От нее я пошел к Устинычу. Но его почему-то не было на работе уже целую неделю.
Напарник, еще не старый, заросший серой щетиной, высокий худой Алексеич тревожился:
— Не заболел бы. А то один живет — окочурится, никто и не узнает.
Я узнал его адрес, взял такси и поехал на тридцать первый квартал. Он жил в желтом четырехэтажном доме во дворе продовольственного магазина.
Я упорно нажимал на кнопку звонка до тех пор, пока за обитой дермантином дверью не послышалось какое-то движение.
— Эка ты растрезвонился, батенька мой, — Устиныч открыл мне дверь. — А я тебя и так второй день жду.
— Как… второй день, — спросил я, проходя в комнату. — Я только сейчас адрес твой узнал, от Алексеича. Извини уж, Устиныч, что непрошеным гостем.
— Как же непрошеным, — запротестовал старик, — когда я тебе письмо специально отправил. Не получил, что ли?
— Не-е. Да я и дома сегодня еще не был.
— Ну да ладно, главное, что приехал.
Я заметил, что передвигался Устиныч с трудом, дышал тяжело, с присвистом.
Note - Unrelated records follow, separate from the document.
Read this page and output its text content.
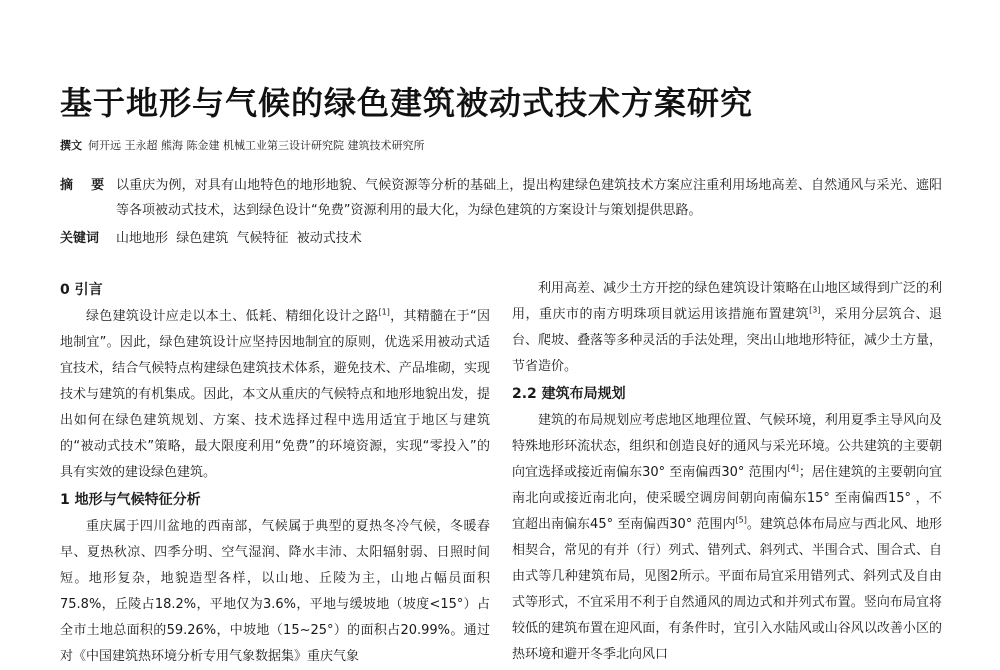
基于地形与气候的绿色建筑被动式技术方案研究
撰文 何开远 王永超 熊海 陈金建 机械工业第三设计研究院 建筑技术研究所
摘    要 以重庆为例，对具有山地特色的地形地貌、气候资源等分析的基础上，提出构建绿色建筑技术方案应注重利用场地高差、自然通风与采光、遮阳等各项被动式技术，达到绿色设计“免费”资源利用的最大化，为绿色建筑的方案设计与策划提供思路。
关键词 山地地形  绿色建筑  气候特征  被动式技术

0 引言

绿色建筑设计应走以本土、低耗、精细化设计之路[1]，其精髓在于“因地制宜”。因此，绿色建筑设计应坚持因地制宜的原则，优选采用被动式适宜技术，结合气候特点构建绿色建筑技术体系，避免技术、产品堆砌，实现技术与建筑的有机集成。因此，本文从重庆的气候特点和地形地貌出发，提出如何在绿色建筑规划、方案、技术选择过程中选用适宜于地区与建筑的“被动式技术”策略，最大限度利用“免费”的环境资源，实现“零投入”的具有实效的建设绿色建筑。

1 地形与气候特征分析

重庆属于四川盆地的西南部，气候属于典型的夏热冬冷气候，冬暖春早、夏热秋凉、四季分明、空气湿润、降水丰沛、太阳辐射弱、日照时间短。地形复杂，地貌造型各样，以山地、丘陵为主，山地占幅员面积75.8%，丘陵占18.2%，平地仅为3.6%，平地与缓坡地（坡度<15°）占全市土地总面积的59.26%，中坡地（15~25°）的面积占20.99%。通过对《中国建筑热环境分析专用气象数据集》重庆气象

利用高差、减少土方开挖的绿色建筑设计策略在山地区域得到广泛的利用，重庆市的南方明珠项目就运用该措施布置建筑[3]，采用分层筑合、退台、爬坡、叠落等多种灵活的手法处理，突出山地地形特征，减少土方量，节省造价。

2.2 建筑布局规划

建筑的布局规划应考虑地区地理位置、气候环境，利用夏季主导风向及特殊地形环流状态，组织和创造良好的通风与采光环境。公共建筑的主要朝向宜选择或接近南偏东30° 至南偏西30° 范围内[4]；居住建筑的主要朝向宜南北向或接近南北向，使采暖空调房间朝向南偏东15° 至南偏西15° ，不宜超出南偏东45° 至南偏西30° 范围内[5]。建筑总体布局应与西北风、地形相契合，常见的有并（行）列式、错列式、斜列式、半围合式、围合式、自由式等几种建筑布局，见图2所示。平面布局宜采用错列式、斜列式及自由式等形式，不宜采用不利于自然通风的周边式和并列式布置。竖向布局宜将较低的建筑布置在迎风面，有条件时，宜引入水陆风或山谷风以改善小区的热环境和避开冬季北向风口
На лбу у него даже испарина выступила.
Заболел мой главный советник.
Я огляделся. Обстановка была более чем простая. Стол, диван, два кресла, на полу самотканые коврики. Вдоль всей стены на полках из толстых сороковок стояли рядами, как солдаты, книги. Много книг. Тысячи две, а то и больше. Я с любопытством пригляделся.
— Это все мое богатство, — улыбнулся хозяин. — Ничего с собой не брал, когда куда переезжал, а книги — обязательно.
Толковые и энциклопедические словари, собрания сочинений русских классиков, толстые в суперобложках тома "всемирки". Одну полку занимали философы — начиная с греческих и кончая современными мыслителями. И еще литература по философии, психологии, религии…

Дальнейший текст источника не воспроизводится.